While the formative stages of decorating are fleeting, the unfinished torsos during this phase invite unusually intense scrutiny and fascinate us with their richness of virtual actions. The construction site with freestanding walls not yet covered by roofs, floors only partially sheathed, skeletal frames clad or infilled incompletely, presents a porous world whose implied opportunities and degrees of freedom shrink as the structure is gradually zipped up. This developmental stage is a central attraction of Bruegel’s Tower of Babel, its ziggurat containing an encyclopedic diversity of spatial components and improvised footpaths up, into and through the incomplete vertical city. Even if we momentarily ignore the variety of construction portrayed, and the painting’s larger message of the futility of man’s efforts on earth, we find a protean image whose vast honeycomb is half-exposed. Immense arches, vaulting and unfinished cavities open up channels through and beyond the outer fagade, into receding cells, exposing layer upon layer of pervious space. Incipient volumes are stacked high and in depth, with sufficient closure in finished areas to make the uncompleted parts more suggestive as points of departure for the eye.

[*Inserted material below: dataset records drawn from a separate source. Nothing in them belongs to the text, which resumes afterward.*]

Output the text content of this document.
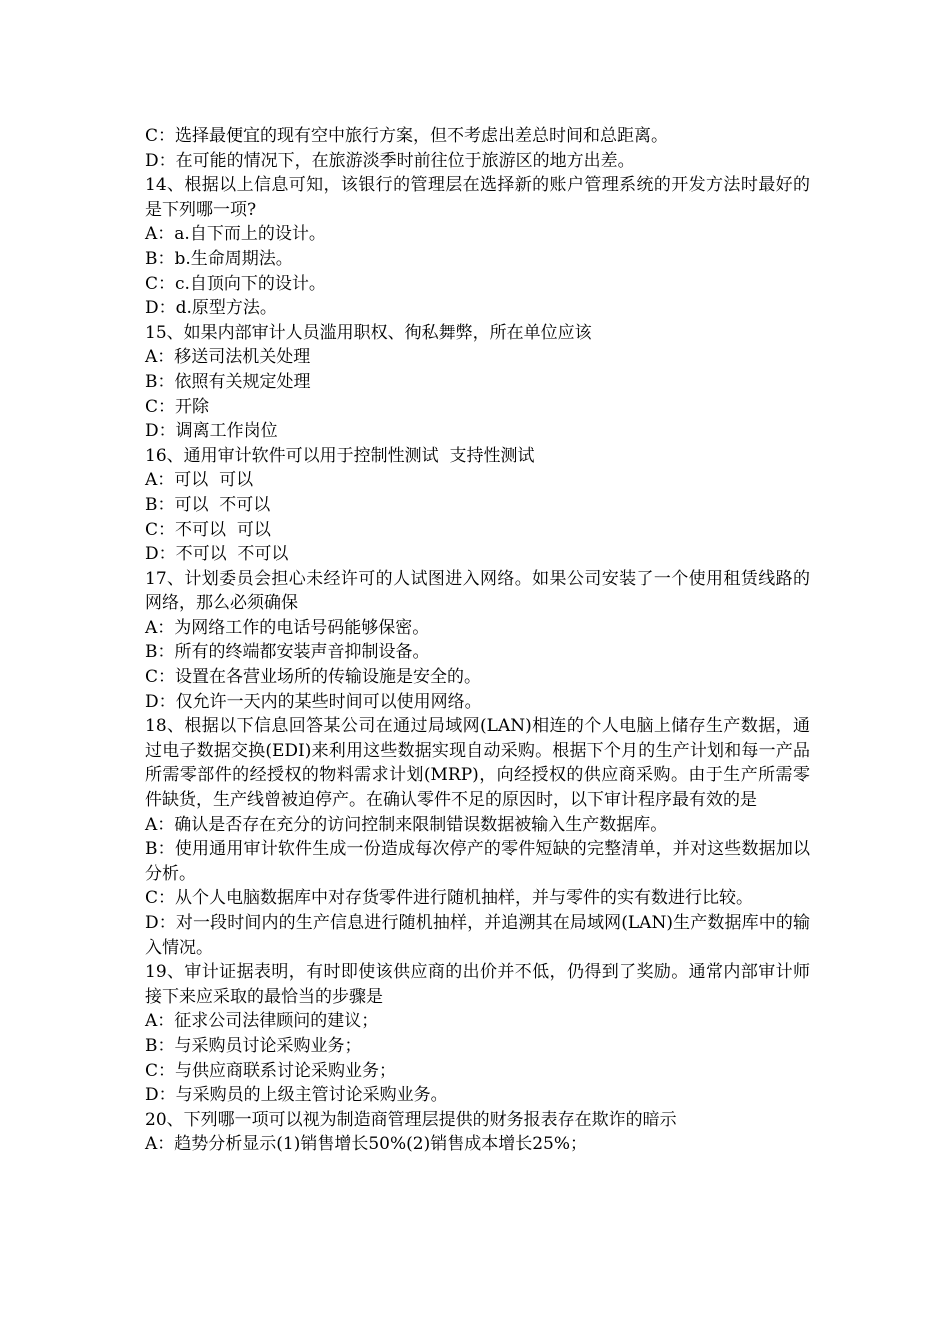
C：选择最便宜的现有空中旅行方案，但不考虑出差总时间和总距离。

D：在可能的情况下，在旅游淡季时前往位于旅游区的地方出差。

14、根据以上信息可知，该银行的管理层在选择新的账户管理系统的开发方法时最好的是下列哪一项?

A：a.自下而上的设计。

B：b.生命周期法。

C：c.自顶向下的设计。

D：d.原型方法。

15、如果内部审计人员滥用职权、徇私舞弊，所在单位应该

A：移送司法机关处理

B：依照有关规定处理

C：开除

D：调离工作岗位

16、通用审计软件可以用于控制性测试  支持性测试

A：可以  可以

B：可以  不可以

C：不可以  可以

D：不可以  不可以

17、计划委员会担心未经许可的人试图进入网络。如果公司安装了一个使用租赁线路的网络，那么必须确保

A：为网络工作的电话号码能够保密。

B：所有的终端都安装声音抑制设备。

C：设置在各营业场所的传输设施是安全的。

D：仅允许一天内的某些时间可以使用网络。

18、根据以下信息回答某公司在通过局域网(LAN)相连的个人电脑上储存生产数据，通过电子数据交换(EDI)来利用这些数据实现自动采购。根据下个月的生产计划和每一产品所需零部件的经授权的物料需求计划(MRP)，向经授权的供应商采购。由于生产所需零件缺货，生产线曾被迫停产。在确认零件不足的原因时，以下审计程序最有效的是

A：确认是否存在充分的访问控制来限制错误数据被输入生产数据库。

B：使用通用审计软件生成一份造成每次停产的零件短缺的完整清单，并对这些数据加以分析。

C：从个人电脑数据库中对存货零件进行随机抽样，并与零件的实有数进行比较。

D：对一段时间内的生产信息进行随机抽样，并追溯其在局域网(LAN)生产数据库中的输入情况。

19、审计证据表明，有时即使该供应商的出价并不低，仍得到了奖励。通常内部审计师接下来应采取的最恰当的步骤是

A：征求公司法律顾问的建议；

B：与采购员讨论采购业务；

C：与供应商联系讨论采购业务；

D：与采购员的上级主管讨论采购业务。

20、下列哪一项可以视为制造商管理层提供的财务报表存在欺诈的暗示

A：趋势分析显示(1)销售增长50%(2)销售成本增长25%；
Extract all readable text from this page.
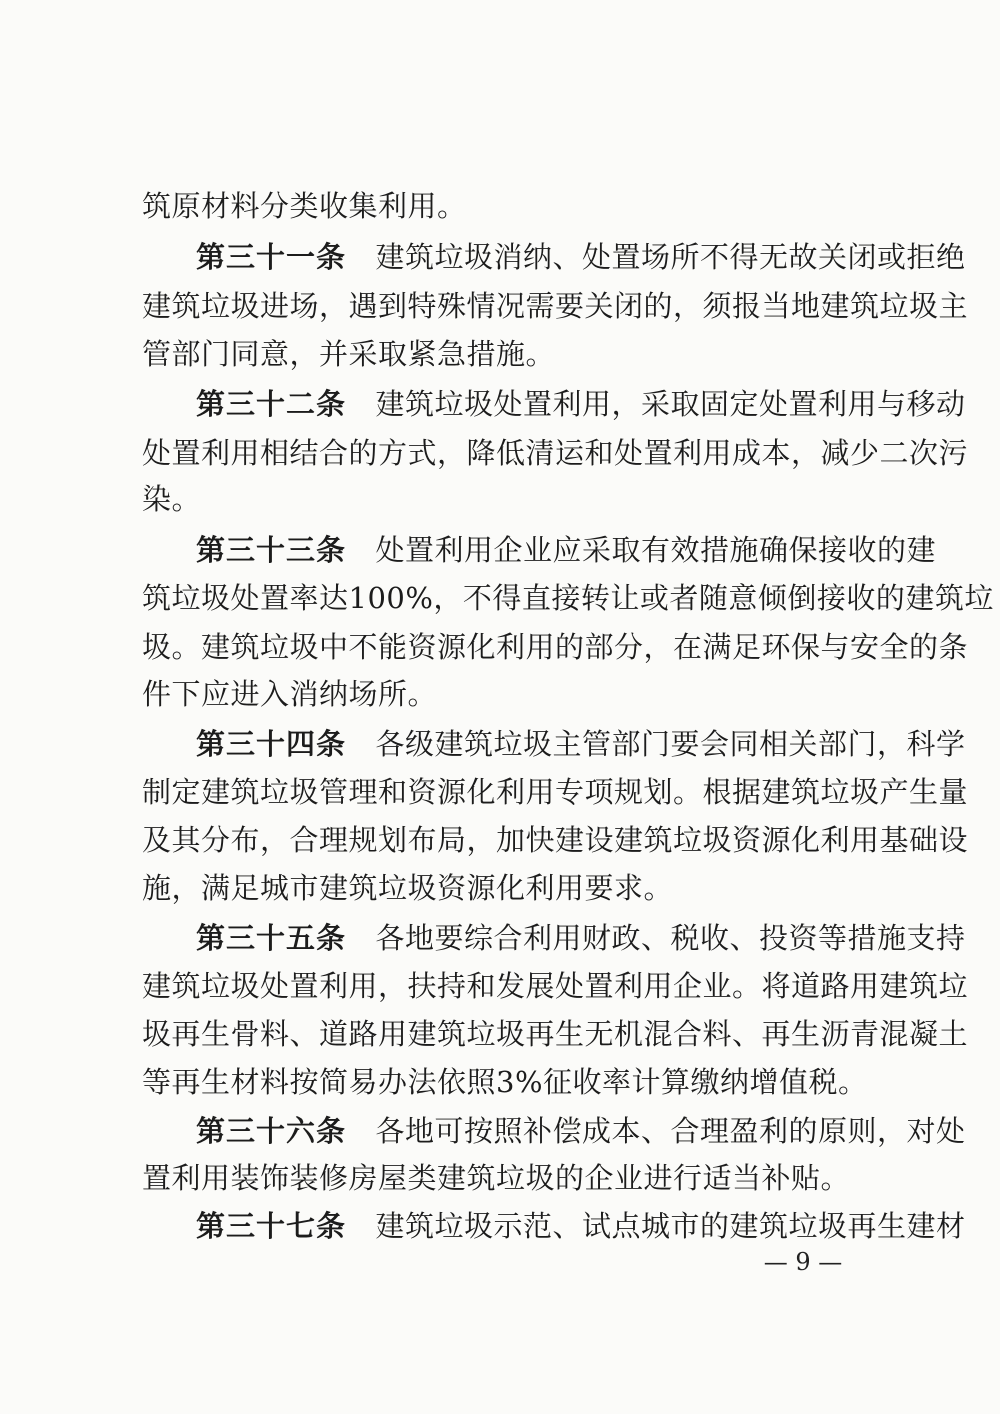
筑原材料分类收集利用。
第三十一条　建筑垃圾消纳、处置场所不得无故关闭或拒绝
建筑垃圾进场，遇到特殊情况需要关闭的，须报当地建筑垃圾主
管部门同意，并采取紧急措施。
第三十二条　建筑垃圾处置利用，采取固定处置利用与移动
处置利用相结合的方式，降低清运和处置利用成本，减少二次污
染。
第三十三条　处置利用企业应采取有效措施确保接收的建
筑垃圾处置率达100%，不得直接转让或者随意倾倒接收的建筑垃
圾。建筑垃圾中不能资源化利用的部分，在满足环保与安全的条
件下应进入消纳场所。
第三十四条　各级建筑垃圾主管部门要会同相关部门，科学
制定建筑垃圾管理和资源化利用专项规划。根据建筑垃圾产生量
及其分布，合理规划布局，加快建设建筑垃圾资源化利用基础设
施，满足城市建筑垃圾资源化利用要求。
第三十五条　各地要综合利用财政、税收、投资等措施支持
建筑垃圾处置利用，扶持和发展处置利用企业。将道路用建筑垃
圾再生骨料、道路用建筑垃圾再生无机混合料、再生沥青混凝土
等再生材料按简易办法依照3%征收率计算缴纳增值税。
第三十六条　各地可按照补偿成本、合理盈利的原则，对处
置利用装饰装修房屋类建筑垃圾的企业进行适当补贴。
第三十七条　建筑垃圾示范、试点城市的建筑垃圾再生建材
— 9 —
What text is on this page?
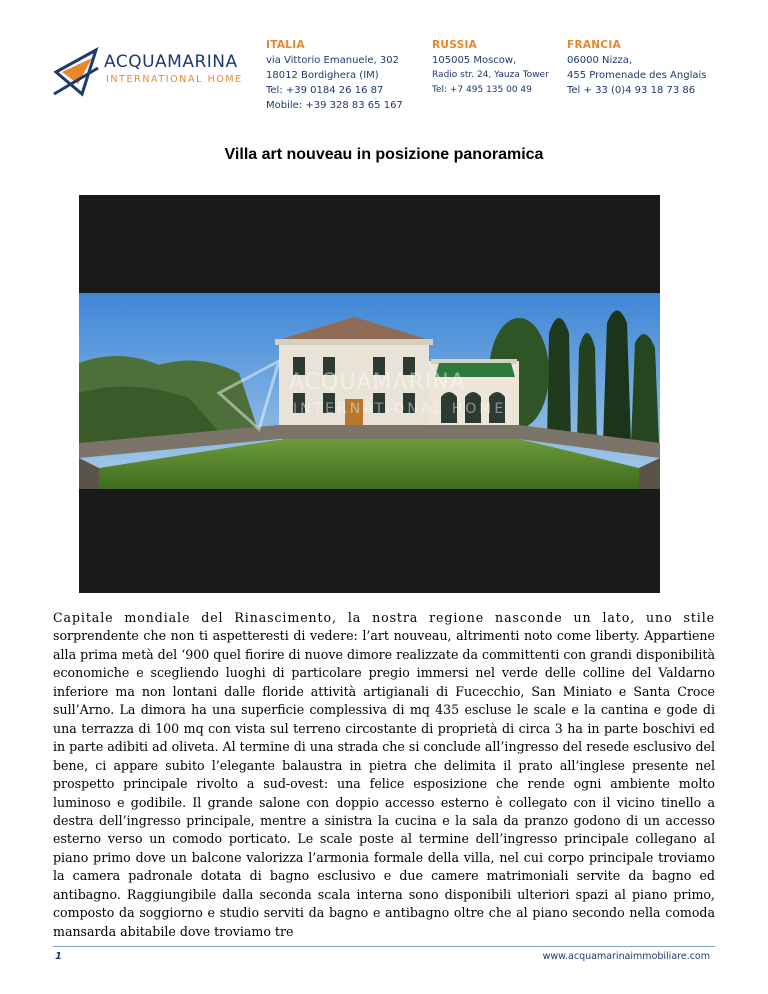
ACQUAMARINA
INTERNATIONAL HOME
ITALIA
via Vittorio Emanuele, 302
18012 Bordighera (IM)
Tel: +39 0184 26 16 87
Mobile: +39 328 83 65 167
RUSSIA
105005 Moscow,
Radio str. 24, Yauza Tower
Tel: +7 495 135 00 49
FRANCIA
06000 Nizza,
455 Promenade des Anglais
Tel + 33 (0)4 93 18 73 86
Villa art nouveau in posizione panoramica
ACQUAMARINA
INTERNATIONAL HOME

Capitale mondiale del Rinascimento, la nostra regione nasconde un lato, uno stile sorprendente che non ti aspetteresti di vedere: l’art nouveau, altrimenti noto come liberty. Appartiene alla prima metà del ‘900 quel fiorire di nuove dimore realizzate da committenti con grandi disponibilità economiche e scegliendo luoghi di particolare pregio immersi nel verde delle colline del Valdarno inferiore ma non lontani dalle floride attività artigianali di Fucecchio, San Miniato e Santa Croce sull’Arno. La dimora ha una superficie complessiva di mq 435 escluse le scale e la cantina e gode di una terrazza di 100 mq con vista sul terreno circostante di proprietà di circa 3 ha in parte boschivi ed in parte adibiti ad oliveta. Al termine di una strada che si conclude all’ingresso del resede esclusivo del bene, ci appare subito l’elegante balaustra in pietra che delimita il prato all’inglese presente nel prospetto principale rivolto a sud-ovest: una felice esposizione che rende ogni ambiente molto luminoso e godibile. Il grande salone con doppio accesso esterno è collegato con il vicino tinello a destra dell’ingresso principale, mentre a sinistra la cucina e la sala da pranzo godono di un accesso esterno verso un comodo porticato. Le scale poste al termine dell’ingresso principale collegano al piano primo dove un balcone valorizza l’armonia formale della villa, nel cui corpo principale troviamo la camera padronale dotata di bagno esclusivo e due camere matrimoniali servite da bagno ed antibagno. Raggiungibile dalla seconda scala interna sono disponibili ulteriori spazi al piano primo, composto da soggiorno e studio serviti da bagno e antibagno oltre che al piano secondo nella comoda mansarda abitabile dove troviamo tre

1	www.acquamarinaimmobiliare.com
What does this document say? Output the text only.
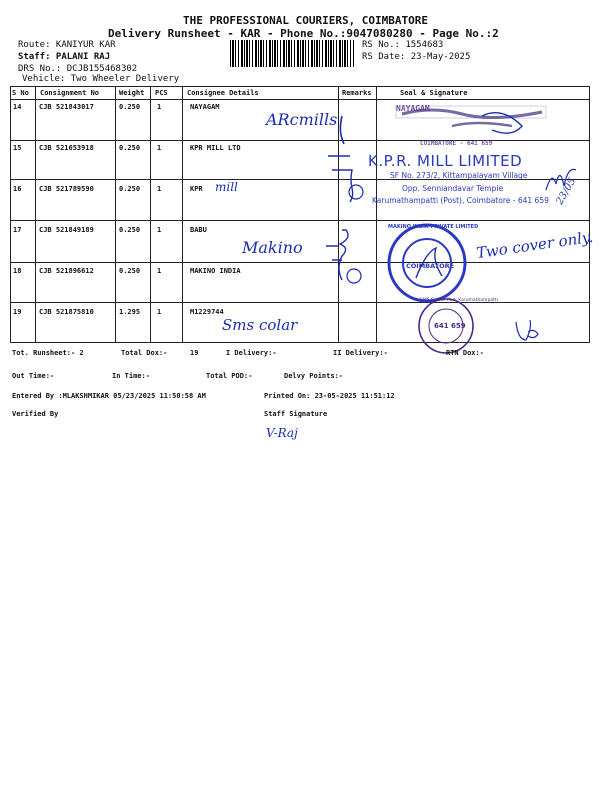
THE PROFESSIONAL COURIERS, COIMBATORE
Delivery Runsheet - KAR - Phone No.:9047080280 - Page No.:2
Route: KANIYUR KAR
Staff: PALANI RAJ
DRS No.: DCJB155468302
Vehicle: Two Wheeler Delivery
RS No.: 1554683
RS Date: 23-May-2025
S No Consignment No	Weight PCS	Consignee Details	Remarks	Seal & Signature
14	CJB 521843017	0.250 1	NAYAGAM
15	CJB 521653918	0.250 1	KPR MILL LTD
16	CJB 521789590	0.250 1	KPR
17	CJB 521849189	0.250 1	BABU
18	CJB 521896612	0.250 1	MAKINO INDIA
19	CJB 521875810	1.295 1	M1229744
ARcmills
mill
Makino
Sms colar
Two cover only.
23/05
NAYAGAM
COIMBATORE - 641 659
K.P.R. MILL LIMITED
SF No. 273/2, Kittampalayam Village
Opp. Senniandavar Temple
Karumathampatti (Post), Coimbatore - 641 659
MAKINO INDIA PRIVATE LIMITED
COIMBATORE
SMS Colour Park Karumathampatti
641 659
Tot. Runsheet:- 2	Total Dox:-	19	I Delivery:-	II Delivery:-	RTN Dox:-
Out Time:-	In Time:-	Total POD:-	Delvy Points:-
Entered By :MLAKSHMIKAR 05/23/2025 11:50:58 AM	Printed On: 23-05-2025 11:51:12
Verified By	Staff Signature
V-Raj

When architects portray, through drawings or models, their buildings in an incomplete state – deleting portions of the envelope or roof, internal walls or floors – it is usually for the practical purpose of explaining the anatomy of something closed, allowing themselves and their clients to probe a reality hidden in the finished work. At the same time they are depicting fictional and sometimes extraordinary fields of space, hinting at undreamed of structures. Cutaway perspectives and axonometric drawings are suggestive of a mode of building that is based on a field of broken forms. Beyond illustrating an architectural idea or composition, these depictions empower an imaginative eye to poke around in the fictive structure, to roam through its innermost reaches and undertake ventures that will be severely reduced, if not eliminated, in the final building.